In my dream the room was packed, with late arrivals unable to force their way in. Mandelson surveyed his new kingdom as we banged desks in the traditional welcome, smiled his curious slanting smile, then uncoiled himself from his chair. I wondered, as in real life, if he would speak or simply hiss.
‘Fellow parliamentarians,’ he began, ‘fellow socialists!’ Socialists? Clearly a joke. The room erupted with laughter. ‘I think,’ he went on, ‘that we are going to have fun!’
Fun? Had the man gone mad? The party facing a terrible defeat, the real chance of coming third behind the despised Lib Dems, and he was blithering about fun? We knew that in summer Mandelson had reinvented himself as Mr Nice Guy — a ‘pussycat’ as he put it — who would no more plot against a colleague than bite the heads off puppies, but fun?
‘Yes, fun!’ he persisted. ‘Is politics such a grim calling that we cannot enjoy it? As you should know, but may not realise, my whole career has been devoted to improving the lot of ordinary, hard-working people. For me, that is pure pleasure. Helping people who need help is a delight and a joy, and if it isn’t we should find other work.
‘I am accused of many things. Am I ambitious? I plead guilty, but my ambition is to make our people’s lives more prosperous, safer and healthier.
‘Am I conniving and conspiratorial? I am indeed. I will connive and conspire with anyone, I will use any ruse or any plot if it helps our children to get a better education, our workers to find secure employment, our troops to have the support and equipment they need.
‘I am accused of being a back-stabber. So be it. I will happily run a sword through poverty, through ignorance, crime, disease — all the problems that blight lives in this country.’
There was an uneasy stirring in the audience. Outside my dream I could hear the whining of a milk float. Back inside my fantasy I could detect the sound of my colleagues wondering whether, in spite of their forebodings, they had made the right choice after all. Was this the man they knew, for whom evasion and misdirection were always the default options? The man who could skulk in broad daylight, whose casual way with money had caused the first of his resignations, and which would inevitably remind voters of the ghastly expenses scandal? The story that he had once mistaken mushy peas for guacamole might be apocryphal, but it reminded many that this was someone who would be more at home in the Ivy Club than a pub or chippy.
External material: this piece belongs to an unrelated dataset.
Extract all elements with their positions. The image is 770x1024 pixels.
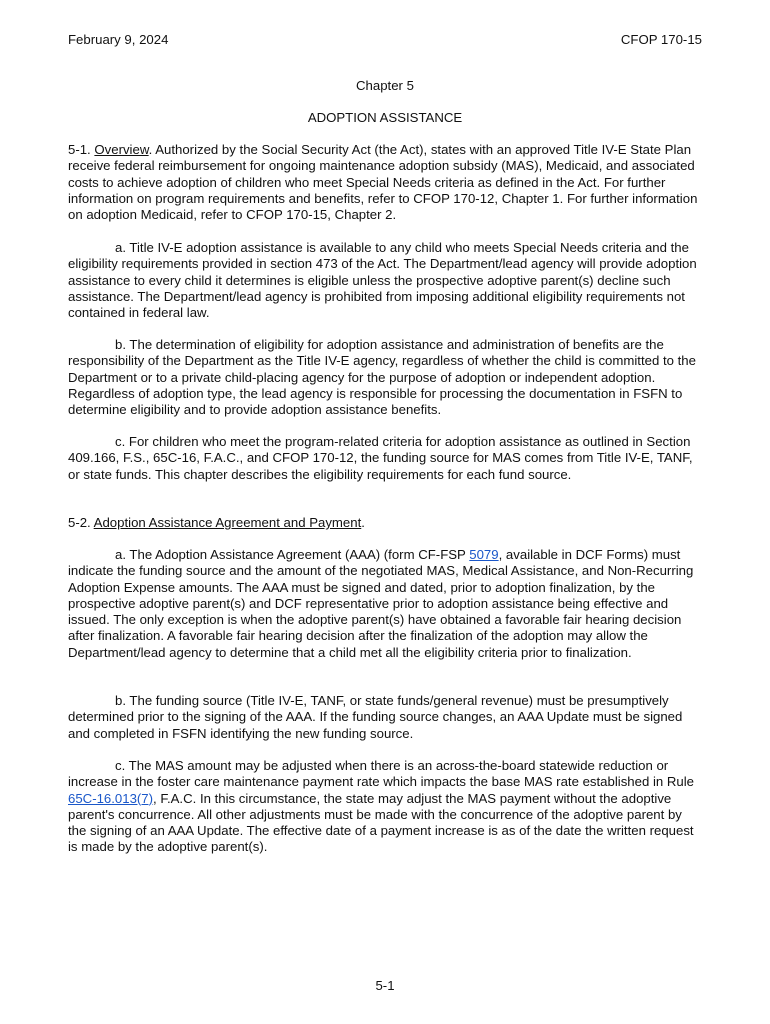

‘I realise,’ he went on, ‘that I have won your support but not yet earned your trust. I will have to do that. All I can do is plead that I am a changed man, a chastened man, a more trustworthy man, and I hope a better man.
‘Can we win the next election? We can. It will be hard, it will take a monumental effort, but if you think that I am a glib, PR-obsessed inveigler, take a look at Cameron and Osborne and the whole slimy shower of them! The voters have no inclination to trust them or their appalling party. Now we have a few short months to make sure that they trust us again, to do what Labour always does: to support the many not the few, the real, deserving people of this country!’
He sat down to a sound he had never heard: a Labour party audience applauding him to the echo. My alarm squeaked, and I stumbled downstairs, dazed and confused, in search of strong coffee.